We <in the store> have both solid-state amplifiers with damping and current limiting, so when a customer wants a tranisistor amplifier, we try to choose the right one for their speakers.

How do I know if it plays with the lamp or not?

You can easily tell if a tube speaker sounds bad if you ... listen to it! Of course, we recommend that you learn as much data as possible so that you don't waste time listening to obviously ill-fitting tube options, but when it comes to making a choice, the only way to find the right speaker is to listen to it. The sound of a poorly matched speaker when connected to a tube amplifier is usually characterized by one or more of the following sonic characteristics:

The above traits are especially pronounced on single-cycle triode amplifiers. Some speakers are push-pull friendly, but not single-cycle friendly. Two-cycle amplifiers, even with low power ratings, can generally handle more demanding or capacitive loads than single-cycle amplifiers. If in doubt, listen to the amplifier and the speakers you plan to pair before you buy.

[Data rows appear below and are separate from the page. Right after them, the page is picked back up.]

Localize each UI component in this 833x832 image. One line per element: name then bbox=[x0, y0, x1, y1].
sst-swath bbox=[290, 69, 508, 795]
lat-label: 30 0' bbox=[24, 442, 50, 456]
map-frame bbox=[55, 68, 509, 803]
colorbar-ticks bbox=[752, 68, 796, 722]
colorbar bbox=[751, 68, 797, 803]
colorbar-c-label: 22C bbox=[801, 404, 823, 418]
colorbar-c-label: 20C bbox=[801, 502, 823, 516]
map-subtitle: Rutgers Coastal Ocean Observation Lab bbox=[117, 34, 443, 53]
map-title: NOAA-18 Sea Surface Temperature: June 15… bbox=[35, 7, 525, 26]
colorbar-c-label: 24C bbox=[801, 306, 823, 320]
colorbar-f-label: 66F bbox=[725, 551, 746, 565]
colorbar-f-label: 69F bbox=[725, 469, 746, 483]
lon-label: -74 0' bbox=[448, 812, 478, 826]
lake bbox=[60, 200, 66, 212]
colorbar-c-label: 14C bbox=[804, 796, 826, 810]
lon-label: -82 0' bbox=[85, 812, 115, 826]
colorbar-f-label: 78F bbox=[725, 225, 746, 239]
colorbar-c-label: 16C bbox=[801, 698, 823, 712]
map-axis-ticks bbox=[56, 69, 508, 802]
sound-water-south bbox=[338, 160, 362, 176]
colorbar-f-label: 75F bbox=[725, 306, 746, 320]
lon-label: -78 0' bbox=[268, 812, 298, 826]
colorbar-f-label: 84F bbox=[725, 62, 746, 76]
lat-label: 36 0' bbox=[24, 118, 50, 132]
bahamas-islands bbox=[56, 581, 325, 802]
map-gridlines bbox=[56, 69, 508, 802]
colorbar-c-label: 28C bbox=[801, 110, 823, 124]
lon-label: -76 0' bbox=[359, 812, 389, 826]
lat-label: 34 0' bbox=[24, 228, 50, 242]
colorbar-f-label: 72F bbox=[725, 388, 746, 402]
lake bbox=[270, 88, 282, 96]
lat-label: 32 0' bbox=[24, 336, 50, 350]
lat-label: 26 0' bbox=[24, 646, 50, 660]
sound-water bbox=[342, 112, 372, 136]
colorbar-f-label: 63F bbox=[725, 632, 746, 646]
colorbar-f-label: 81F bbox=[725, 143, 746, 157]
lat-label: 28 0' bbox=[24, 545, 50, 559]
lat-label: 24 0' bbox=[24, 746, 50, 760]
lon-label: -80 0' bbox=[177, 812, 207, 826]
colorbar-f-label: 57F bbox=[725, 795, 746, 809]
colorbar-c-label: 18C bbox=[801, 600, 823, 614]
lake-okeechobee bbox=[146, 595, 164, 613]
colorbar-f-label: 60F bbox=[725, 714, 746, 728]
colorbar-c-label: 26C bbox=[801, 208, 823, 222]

As you can see, understanding the measurable characteristics of audio equipment is fundamental to building a good Hi-Fi system, whether you plan to use a tube or transistor amplifier. It is difficult to make generalizations about the quality of a given speaker or amplifier in terms of its measurements alone. There are many great speakers that are extremely high load for an amplifier and just don't come close to a tube. On the other hand, there are speakers that are easily driven and are a mild load, but may not be the best examples of speakers to be found in our industry. As has been discussed in magazines and forums for years, you can't make a simple correlation between measurements and performance. However, we believe that to ignore measurements is to limit the performance of one's equipment.